Home Office Reorganization

Since I am home so much I took the opportunity to get some work done on projects around the house. One of those projects was a massive reorganization of my home office/workshop, which has been in dire need of it for many years now.

Starting conditions

My home office is not very big; it’s just a spare bedroom and is roughly 8′ x 12′. One one short wall is my actual desk, plus an old end table that pretty much is just a table for my workstation. The other short wall had some very overburdened shelves holding all my technical books, plus a self-standing equipment rack, like you may find in a data center. One of the longer walls is mostly a set of double doors, and the other has my work bench. Every inch of wall space was used, and the remaining area did not leave a lot of room to work comfortably.

New Shelving

The first thing I did was recycle about half of the books, as they were all 15-20 years out of date. The remaining books went onto some brand new shelves I installed above my desk. The old shelves then came down, and I installed two Muscle Rack shelving units along that entire wall.

The equipment rack has not had any actual rack-mountable equipment in it for at least a decade; all that remained was our MythTV/Minecraft server, the cable modem, the wifi router, a cable box, and an HD-PVR. All of that went to the new racks, and the old equipment rack went to the basement.

The end result is that I now have a ton of storage space for all my parts and equipment, and my office feels much more comfortable.
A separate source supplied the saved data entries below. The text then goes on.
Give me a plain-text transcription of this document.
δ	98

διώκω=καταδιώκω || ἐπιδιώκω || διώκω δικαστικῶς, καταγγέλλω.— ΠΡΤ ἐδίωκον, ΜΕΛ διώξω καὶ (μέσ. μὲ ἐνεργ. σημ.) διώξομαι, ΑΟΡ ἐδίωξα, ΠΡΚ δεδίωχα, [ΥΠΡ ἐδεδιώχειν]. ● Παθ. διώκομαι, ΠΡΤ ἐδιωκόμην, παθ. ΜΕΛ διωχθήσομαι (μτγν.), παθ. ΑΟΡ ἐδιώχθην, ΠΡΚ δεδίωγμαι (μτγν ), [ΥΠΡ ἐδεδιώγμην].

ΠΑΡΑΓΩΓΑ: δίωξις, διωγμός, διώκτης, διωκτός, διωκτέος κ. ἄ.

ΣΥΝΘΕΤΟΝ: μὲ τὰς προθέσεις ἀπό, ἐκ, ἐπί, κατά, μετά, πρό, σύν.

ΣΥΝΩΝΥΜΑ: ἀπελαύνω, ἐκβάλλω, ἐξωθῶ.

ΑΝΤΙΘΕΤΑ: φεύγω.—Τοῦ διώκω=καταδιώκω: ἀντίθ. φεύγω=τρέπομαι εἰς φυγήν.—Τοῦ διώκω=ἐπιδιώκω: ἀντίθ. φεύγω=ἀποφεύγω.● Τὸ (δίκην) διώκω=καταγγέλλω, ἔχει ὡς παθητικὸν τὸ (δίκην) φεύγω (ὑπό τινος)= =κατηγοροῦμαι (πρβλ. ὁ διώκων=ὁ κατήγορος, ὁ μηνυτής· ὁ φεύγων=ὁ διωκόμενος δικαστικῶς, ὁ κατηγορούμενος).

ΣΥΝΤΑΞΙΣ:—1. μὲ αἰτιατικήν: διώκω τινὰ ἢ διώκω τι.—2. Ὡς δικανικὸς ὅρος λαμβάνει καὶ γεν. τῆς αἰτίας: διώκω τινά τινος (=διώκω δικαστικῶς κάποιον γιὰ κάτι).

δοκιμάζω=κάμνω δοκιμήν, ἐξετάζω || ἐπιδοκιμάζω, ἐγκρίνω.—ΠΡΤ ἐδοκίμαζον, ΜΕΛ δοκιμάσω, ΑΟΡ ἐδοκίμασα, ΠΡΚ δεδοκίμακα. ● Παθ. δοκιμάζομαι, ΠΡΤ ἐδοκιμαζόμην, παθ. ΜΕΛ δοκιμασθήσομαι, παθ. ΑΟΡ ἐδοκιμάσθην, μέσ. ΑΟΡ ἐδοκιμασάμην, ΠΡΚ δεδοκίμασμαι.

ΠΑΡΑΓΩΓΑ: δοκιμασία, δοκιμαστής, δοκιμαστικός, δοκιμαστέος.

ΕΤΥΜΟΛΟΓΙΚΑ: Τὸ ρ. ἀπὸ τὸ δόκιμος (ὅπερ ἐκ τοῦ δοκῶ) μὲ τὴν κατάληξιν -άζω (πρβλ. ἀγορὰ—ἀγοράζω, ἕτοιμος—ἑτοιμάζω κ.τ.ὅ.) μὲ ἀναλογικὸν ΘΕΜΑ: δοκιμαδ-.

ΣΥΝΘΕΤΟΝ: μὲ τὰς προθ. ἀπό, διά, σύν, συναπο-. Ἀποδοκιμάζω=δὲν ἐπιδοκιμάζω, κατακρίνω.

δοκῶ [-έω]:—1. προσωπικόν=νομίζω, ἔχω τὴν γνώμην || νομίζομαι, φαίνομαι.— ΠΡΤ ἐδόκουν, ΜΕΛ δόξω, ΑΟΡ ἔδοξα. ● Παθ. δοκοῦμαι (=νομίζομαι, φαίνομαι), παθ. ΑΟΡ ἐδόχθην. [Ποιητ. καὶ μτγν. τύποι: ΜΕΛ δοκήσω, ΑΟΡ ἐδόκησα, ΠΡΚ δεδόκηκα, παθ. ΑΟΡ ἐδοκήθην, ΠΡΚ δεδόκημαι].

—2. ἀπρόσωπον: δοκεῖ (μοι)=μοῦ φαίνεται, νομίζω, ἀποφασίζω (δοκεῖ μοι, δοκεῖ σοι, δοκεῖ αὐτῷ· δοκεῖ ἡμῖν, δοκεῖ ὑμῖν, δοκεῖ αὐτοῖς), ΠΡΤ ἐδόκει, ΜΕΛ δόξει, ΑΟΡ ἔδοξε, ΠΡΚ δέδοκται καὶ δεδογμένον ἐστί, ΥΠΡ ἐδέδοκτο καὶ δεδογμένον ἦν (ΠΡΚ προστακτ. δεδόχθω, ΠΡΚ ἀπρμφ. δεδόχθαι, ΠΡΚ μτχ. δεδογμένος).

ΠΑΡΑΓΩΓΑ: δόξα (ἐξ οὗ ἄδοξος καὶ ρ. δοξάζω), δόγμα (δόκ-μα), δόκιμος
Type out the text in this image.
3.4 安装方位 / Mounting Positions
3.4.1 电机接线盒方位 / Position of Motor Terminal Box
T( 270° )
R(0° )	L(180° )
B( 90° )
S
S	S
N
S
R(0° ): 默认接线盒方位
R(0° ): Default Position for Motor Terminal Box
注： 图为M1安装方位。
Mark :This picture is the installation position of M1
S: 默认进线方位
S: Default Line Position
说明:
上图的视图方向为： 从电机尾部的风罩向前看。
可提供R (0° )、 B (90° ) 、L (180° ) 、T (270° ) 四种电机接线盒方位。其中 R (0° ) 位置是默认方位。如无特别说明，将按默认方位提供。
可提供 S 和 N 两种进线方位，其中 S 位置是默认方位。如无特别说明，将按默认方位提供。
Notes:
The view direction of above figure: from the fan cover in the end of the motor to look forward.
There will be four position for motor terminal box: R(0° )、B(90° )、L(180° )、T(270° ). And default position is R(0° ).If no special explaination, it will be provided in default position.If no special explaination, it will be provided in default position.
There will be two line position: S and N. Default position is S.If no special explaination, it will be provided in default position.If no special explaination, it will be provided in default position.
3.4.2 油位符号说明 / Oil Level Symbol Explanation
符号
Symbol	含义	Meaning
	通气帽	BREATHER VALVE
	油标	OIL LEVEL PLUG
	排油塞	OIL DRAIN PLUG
I still have some work to do as far as organizing what is on the racks, but it is ten times better than before.

Vintage Hardware Collection

As you might have guessed from my SBC projects I’m a fan of vintage hardware. I am particularly found of hardware from the 1970s and 80s. Over the last 20-25 years I’ve put together a nice collection, but it has been packed away in closets. My dream has been to get it all out, cleaned up, and put on display.
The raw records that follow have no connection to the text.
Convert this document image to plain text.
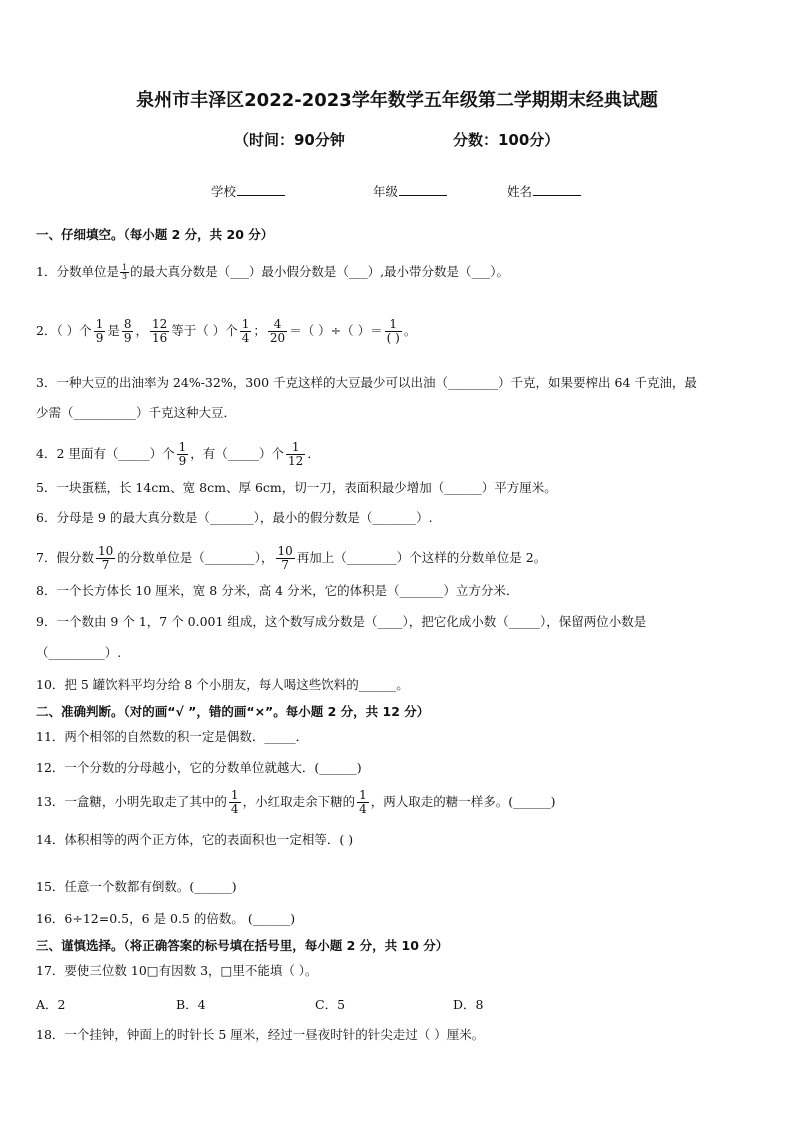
泉州市丰泽区2022-2023学年数学五年级第二学期期末经典试题
（时间：90分钟	分数：100分）
学校	年级	姓名
一、仔细填空。（每小题 2 分，共 20 分）
1．分数单位是 $\frac{1}{3}$ 的最大真分数是（___）最小假分数是（___）,最小带分数是（___）。
2．（ ）个 $\frac{1}{9}$ 是 $\frac{8}{9}$ ， $\frac{12}{16}$ 等于（ ）个 $\frac{1}{4}$ ； $\frac{4}{20}$ ＝（ ）÷（ ）＝ $\frac{1}{( )}$ 。
3．一种大豆的出油率为 24%-32%，300 千克这样的大豆最少可以出油（________）千克，如果要榨出 64 千克油，最
少需（__________）千克这种大豆．
4．2 里面有（_____）个 $\frac{1}{9}$ ，有（_____）个 $\frac{1}{12}$ ．
5．一块蛋糕，长 14cm、宽 8cm、厚 6cm，切一刀，表面积最少增加（______）平方厘米。
6．分母是 9 的最大真分数是（_______），最小的假分数是（_______）.
7．假分数 $\frac{10}{7}$ 的分数单位是（________）， $\frac{10}{7}$ 再加上（________）个这样的分数单位是 2。
8．一个长方体长 10 厘米，宽 8 分米，高 4 分米，它的体积是（_______）立方分米．
9．一个数由 9 个 1，7 个 0.001 组成，这个数写成分数是（____），把它化成小数（_____），保留两位小数是
（_________）.
10．把 5 罐饮料平均分给 8 个小朋友，每人喝这些饮料的______。
二、准确判断。（对的画“√ ”，错的画“×”。每小题 2 分，共 12 分）
11．两个相邻的自然数的积一定是偶数．_____．
12．一个分数的分母越小，它的分数单位就越大．(______)
13．一盒糖，小明先取走了其中的 $\frac{1}{4}$ ，小红取走余下糖的 $\frac{1}{4}$ ，两人取走的糖一样多。(______)
14．体积相等的两个正方体，它的表面积也一定相等．( )
15．任意一个数都有倒数。(______)
16．6÷12=0.5，6 是 0.5 的倍数。 (______)
三、谨慎选择。（将正确答案的标号填在括号里，每小题 2 分，共 10 分）
17．要使三位数 10□有因数 3，□里不能填（ ）。
A．2	B．4	C．5	D．8
18．一个挂钟，钟面上的时针长 5 厘米，经过一昼夜时针的针尖走过（ ）厘米。
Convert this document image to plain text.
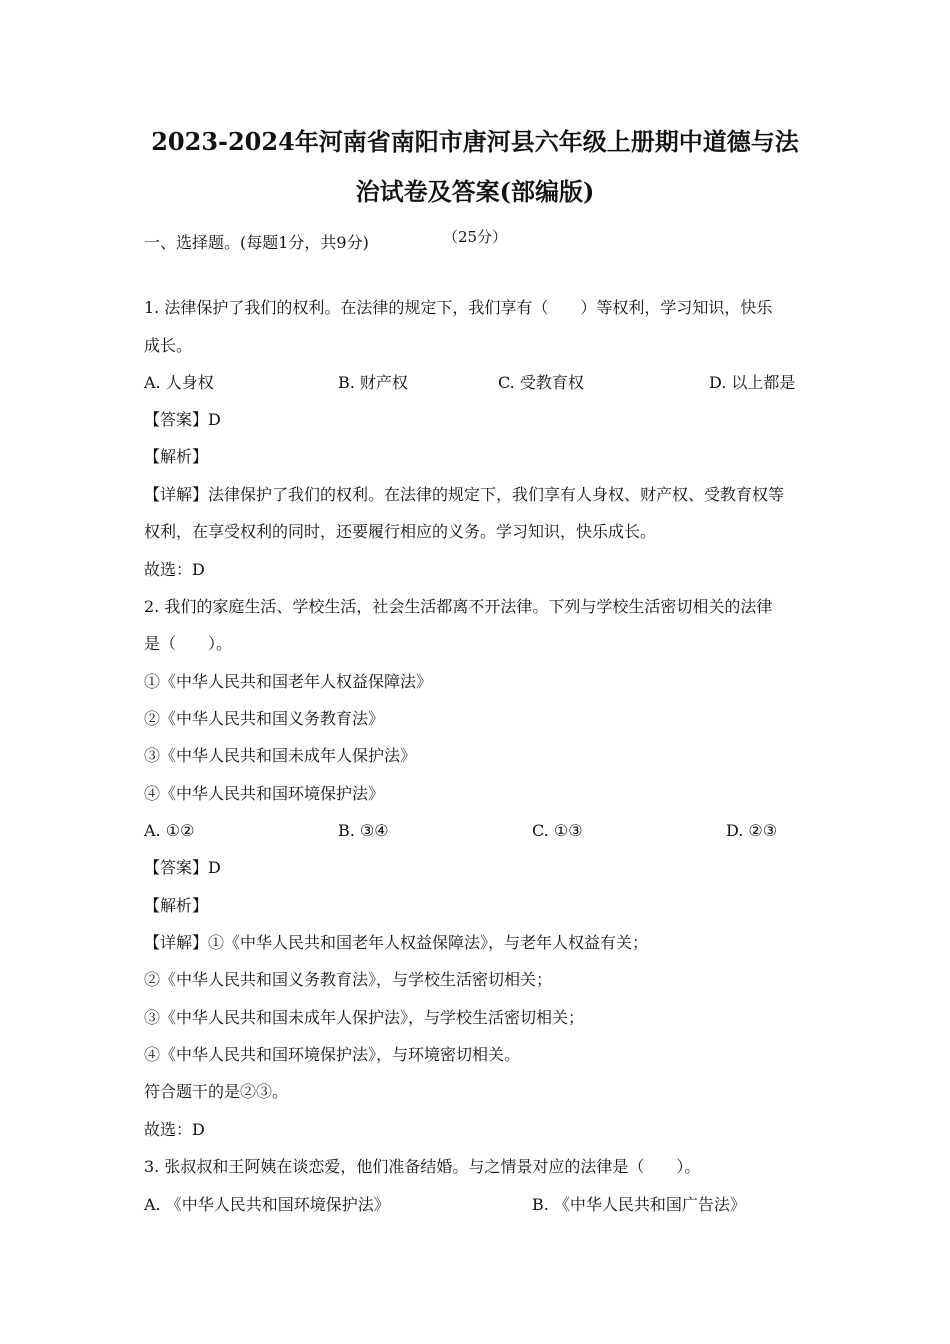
2023-2024年河南省南阳市唐河县六年级上册期中道德与法
治试卷及答案(部编版)
（25分）
一、选择题。(每题1分，共9分)
1. 法律保护了我们的权利。在法律的规定下，我们享有（　　）等权利，学习知识，快乐
成长。
A. 人身权	B. 财产权	C. 受教育权	D. 以上都是
【答案】D
【解析】
【详解】法律保护了我们的权利。在法律的规定下，我们享有人身权、财产权、受教育权等
权利，在享受权利的同时，还要履行相应的义务。学习知识，快乐成长。
故选：D
2. 我们的家庭生活、学校生活，社会生活都离不开法律。下列与学校生活密切相关的法律
是（　　）。
①《中华人民共和国老年人权益保障法》
②《中华人民共和国义务教育法》
③《中华人民共和国未成年人保护法》
④《中华人民共和国环境保护法》
A. ①②	B. ③④	C. ①③	D. ②③
【答案】D
【解析】
【详解】①《中华人民共和国老年人权益保障法》，与老年人权益有关；
②《中华人民共和国义务教育法》，与学校生活密切相关；
③《中华人民共和国未成年人保护法》，与学校生活密切相关；
④《中华人民共和国环境保护法》，与环境密切相关。
符合题干的是②③。
故选：D
3. 张叔叔和王阿姨在谈恋爱，他们准备结婚。与之情景对应的法律是（　　）。
A. 《中华人民共和国环境保护法》	B. 《中华人民共和国广告法》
With my office organized I decided to gather everything into my office and display it on my new racks. While it’s not the display I dreamed of, it’s a start. As of right now my collection consists of:

  • A ColecoVision, sans power adapter. Untested since I can’t power it up.
  • A TI-99/4A, with the speech synthesizer add-on
  • A TurboExpress handheld
  • A late-model Commodore 64, but no floppy drive
  • A ROM 03 Apple IIGS, with a 3.5″ and a 5.25″ drive, but no monitor
  • A Macintosh IIfx (won’t turn on)
  • A Macintosh Quadra 660AV (also won’t turn on)
  • A Macintosh Quadra 630
  • A Macintosh SE/30
  • An SGI Indigo. Turns on, but no video
  • A Sun SPARCstation IPX. Turns on, but no video
  • A Sun SPARCstation 20. Turns on, but no video
  • A pizza box form factor NeXT workstation. Turns on, but no video

I plan to do some future blog posts about my collection, including repair work and efforts to make them more compatible with the modern world, such as adding SD card adapters where possible.


I’d like to end this post with a quick update on COLE-2. I have gotten some work in on this project over the summer, and my focus has been on finalizing the hardware so I can concentrate on the software. I’ll post more about those efforts soon.